It - Movie Review
WATERTOWN, N.Y. (WWNY) -
I didn’t love IT
It has made over 300 million dollars at the box office domestically, and it is still making money. I saw it on a Sunday night and the theater was nearly full. The film cost a mere 35 million dollars to produce; this makes it one of the biggest hits of the year, of all time. Horror genre and Stephen King fans are especially enamored with the film. It is this “word of mouth” that finally got me in the theater for a film I had little interest seeing previously.
I haven’t read the book it is based on, nor have I seen the mini-series that aired in 1990, so I haven’t a clue to how closely the film follows the original story. All the trouble starts when Georgie Denbrough (Jackson Robert Scott) a boy of about seven loses the homemade paper boat he and his older brother Bill (Jeadan Leibeher) made during a New England deluge which creates small rivers in the streets of Derry Maine. When Georgie reaches into the sewer drain opening, he meets Pennywise, a freakishly scary murderous clown that visits and kidnaps children every twenty-seven years.
The film starts strong and there certainly is enough conflict to keep the audience interested. Bill, who has never gotten over the disappearance of his brother a year later finds himself part of a group affectionately called the Losers: a much maligned and viciously bullied group of friends. New to this mix is the new kid Ben (a stellar performance by Jeremy Ray Taylor), a pudgy, curious, and smart addition, who is the victim of some of the most unpleasant bullying I have ever seen on the screen. Beverly Marsh (Sophia Lillis) a fiery, fearless teenage redhead who has a dismal home life at the hands of her abusive father not only becomes part of the Losers, but she is their most sympathetic ally and protector.

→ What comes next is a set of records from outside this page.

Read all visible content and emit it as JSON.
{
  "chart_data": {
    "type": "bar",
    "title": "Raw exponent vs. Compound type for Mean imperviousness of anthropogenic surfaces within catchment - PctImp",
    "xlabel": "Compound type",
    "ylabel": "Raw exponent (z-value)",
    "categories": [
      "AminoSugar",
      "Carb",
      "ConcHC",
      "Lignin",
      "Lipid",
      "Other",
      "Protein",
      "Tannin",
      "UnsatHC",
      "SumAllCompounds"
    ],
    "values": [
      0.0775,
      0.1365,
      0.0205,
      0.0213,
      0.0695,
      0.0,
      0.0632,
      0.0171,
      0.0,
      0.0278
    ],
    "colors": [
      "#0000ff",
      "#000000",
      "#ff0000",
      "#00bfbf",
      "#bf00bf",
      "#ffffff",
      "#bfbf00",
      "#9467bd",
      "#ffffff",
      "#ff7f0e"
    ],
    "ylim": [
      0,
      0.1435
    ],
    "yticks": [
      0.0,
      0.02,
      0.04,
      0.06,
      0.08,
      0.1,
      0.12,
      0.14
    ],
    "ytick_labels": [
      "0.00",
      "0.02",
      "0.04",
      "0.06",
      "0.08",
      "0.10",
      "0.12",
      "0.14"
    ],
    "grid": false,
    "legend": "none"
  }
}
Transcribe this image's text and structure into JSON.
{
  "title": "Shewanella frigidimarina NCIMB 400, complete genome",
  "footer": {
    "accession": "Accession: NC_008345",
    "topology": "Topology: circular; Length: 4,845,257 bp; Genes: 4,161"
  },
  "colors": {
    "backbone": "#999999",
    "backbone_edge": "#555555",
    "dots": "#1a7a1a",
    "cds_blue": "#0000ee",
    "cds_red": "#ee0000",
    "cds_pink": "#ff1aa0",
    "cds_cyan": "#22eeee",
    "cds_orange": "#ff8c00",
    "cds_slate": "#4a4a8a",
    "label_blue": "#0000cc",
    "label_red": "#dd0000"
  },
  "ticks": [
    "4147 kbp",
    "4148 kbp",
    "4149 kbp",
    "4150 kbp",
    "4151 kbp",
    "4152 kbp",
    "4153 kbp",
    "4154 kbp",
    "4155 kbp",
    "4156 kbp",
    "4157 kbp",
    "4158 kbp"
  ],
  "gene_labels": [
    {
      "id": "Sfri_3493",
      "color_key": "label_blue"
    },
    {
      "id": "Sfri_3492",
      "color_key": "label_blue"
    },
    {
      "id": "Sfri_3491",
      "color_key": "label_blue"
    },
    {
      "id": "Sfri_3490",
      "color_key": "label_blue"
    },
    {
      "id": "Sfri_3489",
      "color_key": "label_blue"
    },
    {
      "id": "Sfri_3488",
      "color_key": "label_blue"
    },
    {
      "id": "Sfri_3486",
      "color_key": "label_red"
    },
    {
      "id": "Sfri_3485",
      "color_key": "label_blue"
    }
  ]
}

The middle of the film is a bit repetitive, and I found myself surprisingly uninvolved or not involved enough, emotionally. Too often it is a series of scenes of the Losers being bullied, and having scary ominous encounters with Pennywise, whose presence is usually preceded by a single red balloon on a string. There are too many of these encounters that are intended to build tension and warn us that danger is lurking and an encounter with Pennywise is imminent; but they begin to feel episodic. Perhaps that is the intention, to follow the book closely as it feels very novelistic here; but in any event seeing the clown so frequently does the exact thing it is supposed to not do, diminish tension. Something lurking unseen, but felt, might have been more effective. Too many incidents feel like they are intended to make the audience afraid, or feel doomed, but they don’t add up into anything in particular. There isn’t cause and effect in several scenes, momentum doesn’t push forward. The last fourth of the film almost makes up for the repetitive middle. Still not everything is clear when you leave the theater and a few subplots feel superfluous.
The music score and all technical elements help underscore the terror. The ensemble cast of youth actors is impressive and do great work here. The actor playing Pennywise (Bill Skarsgard) is a marvel and if you haven’t been afraid of clowns in the past you will be now. Additionally the film handles the themes of fear, and the perception of fear very well. It is a mixed bag, and is a good movie about 50% of the time. It certainly would be more effective if it were about twenty minutes shorter. Attention Parents: I saw several under 17 age kids in the audience, most of them with their parents. This film is rated R for a reason and children shouldn’t be allowed. Furthermore the dialogue of the 13 year olds is loaded with curse words. If you bring your 12 year old, will they go home and start using the “F” world, like the 12 and 13 year old characters in the movie? I saw a parent trying to talk a ten year old girl down as they left the theater, saying to her something like “You said you wouldn’t be scared by this movie. You are all scared now.” The kid looked terrified.